The volume of mobile data consumed rises considerably from one year to the next, in Luxembourg as elsewhere. It is thought that 175 zettabytes of data will be generated around the world by 2025, up from 33 in 2018. This is a colossal amount of information, equating to 175 billion 1 GB USB keys. Much of this data is now exchanged over the mobile network, from our smartphones, or from sensors to data centres and cloud platforms.


5G: not just an evolution, but a revolution


5G tackles the issue of increasing production and consumption of data through mobile devices. For smartphone users, the switch from 4G to 5G will not so much be an evolution as a revolution, bringing must faster upload and download speeds, and potentially better image resolution. However, the 5G revolution is mainly about new uses in different fields, such as in smart cities, industry, finance and healthcare.


The new generation network also raises the possibility of new applications. Some people in Luxembourg are already exploring the opportunities that 5G presents. Many new applications could emerge over time as network coverage is completed. POST’s 5G network currently reaches 42% of national territory and is growing every day.


There are five main features of 5G that make it stand out from previous technologies.


The five main features of 5G


  1. The ability to connect more devices over a given area, allowing for new applications such as the development of self-driving cars, and growth of the Internet of Things to facilitate management of public spaces and support agricultural production.

  2. Lower energy use. While a 5G antenna uses more energy than a 4G antenna, it also carries more data. Unlike previous technologies, which are permanently transmitting, the 5G antenna is active only when access to the data is needed. Overall, it therefore consumes less energy. With the Internet of Things, new uses raise the possibility of overall energy savings, through better management of resources and travel, for example. 5G boxes, which are fitted with batteries, also consume less energy.

  3. High transfer speeds. The speed at which data can move over 5G, up to 1 GB/second, is ten times greater than with 4G.

  4. Extremely low latency. With 5G, the data transfer time is one millisecond, as opposed to 50 milliseconds with 4G. By way of comparison, the human response time is about 260 milliseconds. This factor is extremely important for some uses, especially self-driving cars. Such low latency means that when a vehicle meets an obstacle, the vehicles behind it are informed directly and can react accordingly. In healthcare, it raises the prospect of remote surgery.

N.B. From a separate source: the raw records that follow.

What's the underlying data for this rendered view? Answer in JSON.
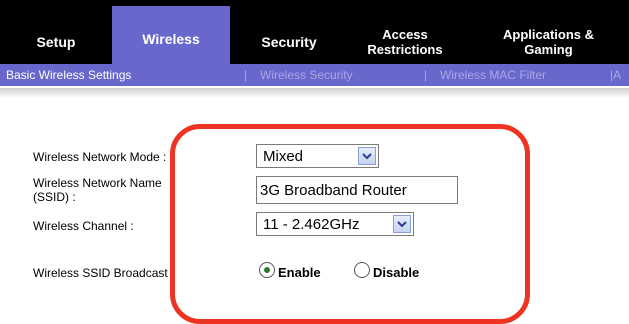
{
  "nav": {
    "tabs": [
      {
        "label": "Setup"
      },
      {
        "label": "Wireless"
      },
      {
        "label": "Security"
      },
      {
        "label": "Access Restrictions"
      },
      {
        "label": "Applications & Gaming"
      }
    ]
  },
  "subnav": {
    "items": [
      {
        "label": "Basic Wireless Settings"
      },
      {
        "label": "|"
      },
      {
        "label": "Wireless Security"
      },
      {
        "label": "|"
      },
      {
        "label": "Wireless MAC Filter"
      },
      {
        "label": "|A"
      }
    ]
  },
  "form": {
    "network_mode_label": "Wireless Network Mode :",
    "network_mode_value": "Mixed",
    "network_name_label_line1": "Wireless Network Name",
    "network_name_label_line2": "(SSID) :",
    "network_name_value": "3G Broadband Router",
    "channel_label": "Wireless Channel :",
    "channel_value": "11 - 2.462GHz",
    "ssid_broadcast_label": "Wireless SSID Broadcast :",
    "enable_label": "Enable",
    "disable_label": "Disable"
  },
  "colors": {
    "nav_active": "#6767cc",
    "highlight": "#ee3322"
  }
}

  5. The possibility of network slicing. With 5G, the best service can be reserved for specific uses, such as emergency callouts or drone piloting. This possibility of creating sub-networks guarantees a certain level of quality (such as optimal latency or a very wide bandwidth) for users according to their needs.

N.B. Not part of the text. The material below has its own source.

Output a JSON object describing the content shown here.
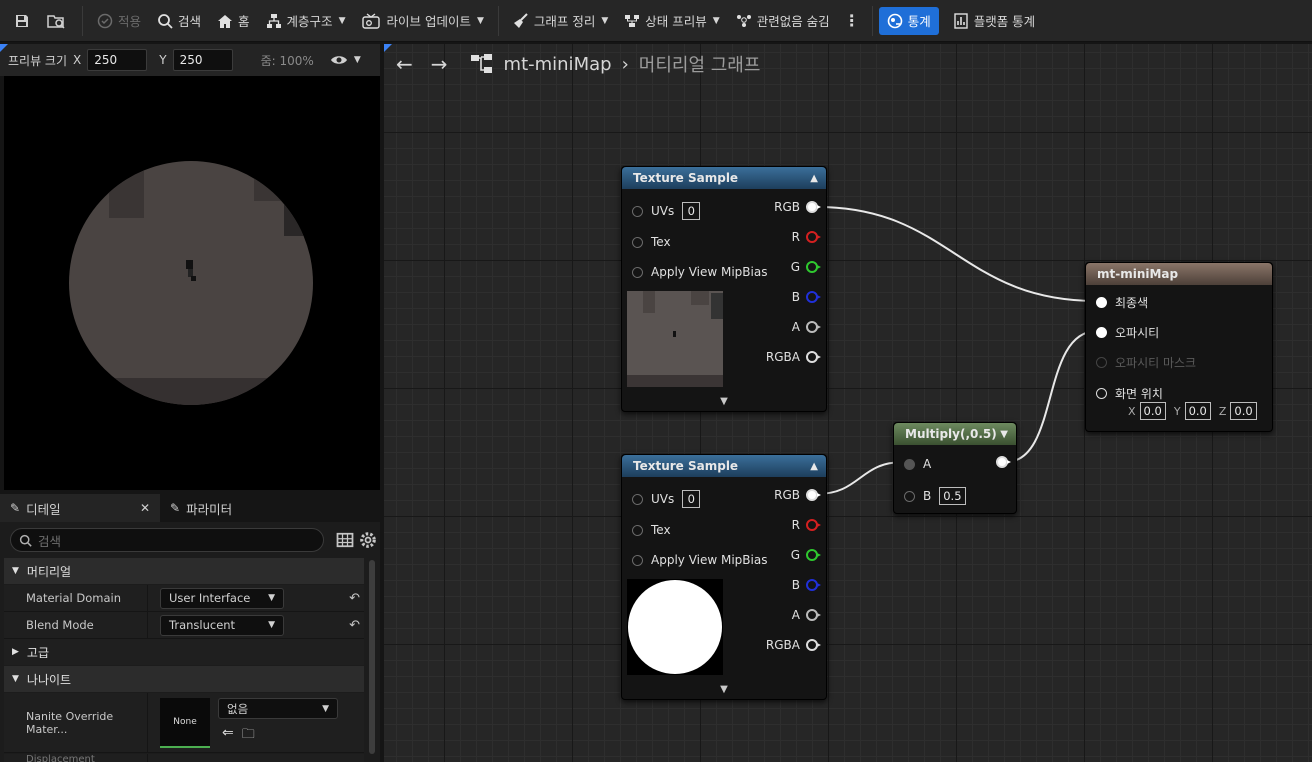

It is the combination of these characteristics that raises the possibility of new applications, and this in very concrete terms. POST has contributed to a number of highly promising pilot schemes that use 5G technology.


Supporting the development of autonomous driving


Examples include the 5GCroCo (Fifth Generation Cross-Border Control) project, involving research and innovation on smart and autonomous transport in a cross-border situation. It brings together telecom operators like POST, as well as vehicle constructors and equipment manufacturers. It has been used to test remote driving in real conditions, detect obstacles while driving with a view to warning following vehicles, and maintain service when crossing national borders. Such accomplishments would not have been possible without 5G, its low latency, its ability to connect a huge number of devices simultaneously, and the slicing needed to guarantee optimal data transfer in real time.


Connecting rural users


The village of Waldbillig used 5G in the Waldbillig gëtt Digital project to help with digitalisation. As it has no fibre-optic connection, its residents needed a 5G network to get ultra-high speed internet, installing a box in each household with a Fixed Wireless Access approach. Through 5G, everyone has access to triple play (high-speed connection, TV and voice-over-IP). The technology has also led to the introduction of smart water metres in homes and public buildings to make it easier to track individual use. Digital displays providing information to the public, and using 5G technology, have also been installed.


Improving the monitoring of agricultural production


The Lux5GCloud project explores how 5G can be used to improve agricultural practices. The network’s ability to connect sensors powered by batteries that can last several years means that a whole range of parameters can be tracked, such as temperature, humidity, wind, soil irrigation, shoots and leaves, etc., to monitor and improve crops.


This last example reveals the possibilities that 5G offers when combined with IoT/M2M technologies. A vast array of data can be reported very easily and processed in real time.


Guaranteeing the security of exchanges over the 5G network


With the increase in data transfers, some of which may be particularly sensitive, these developments raise questions about data security. Aware of these issues, POST Telecom has taken an approach that aims to secure the information transmitted over the 5G network from end to end, through data encryption. To guarantee the stability of the service, each antenna has a fibreoptic connection with backup. POST Telecom’s CYBERFORCE department applies all of its skills to secure the network and the data transferred on it.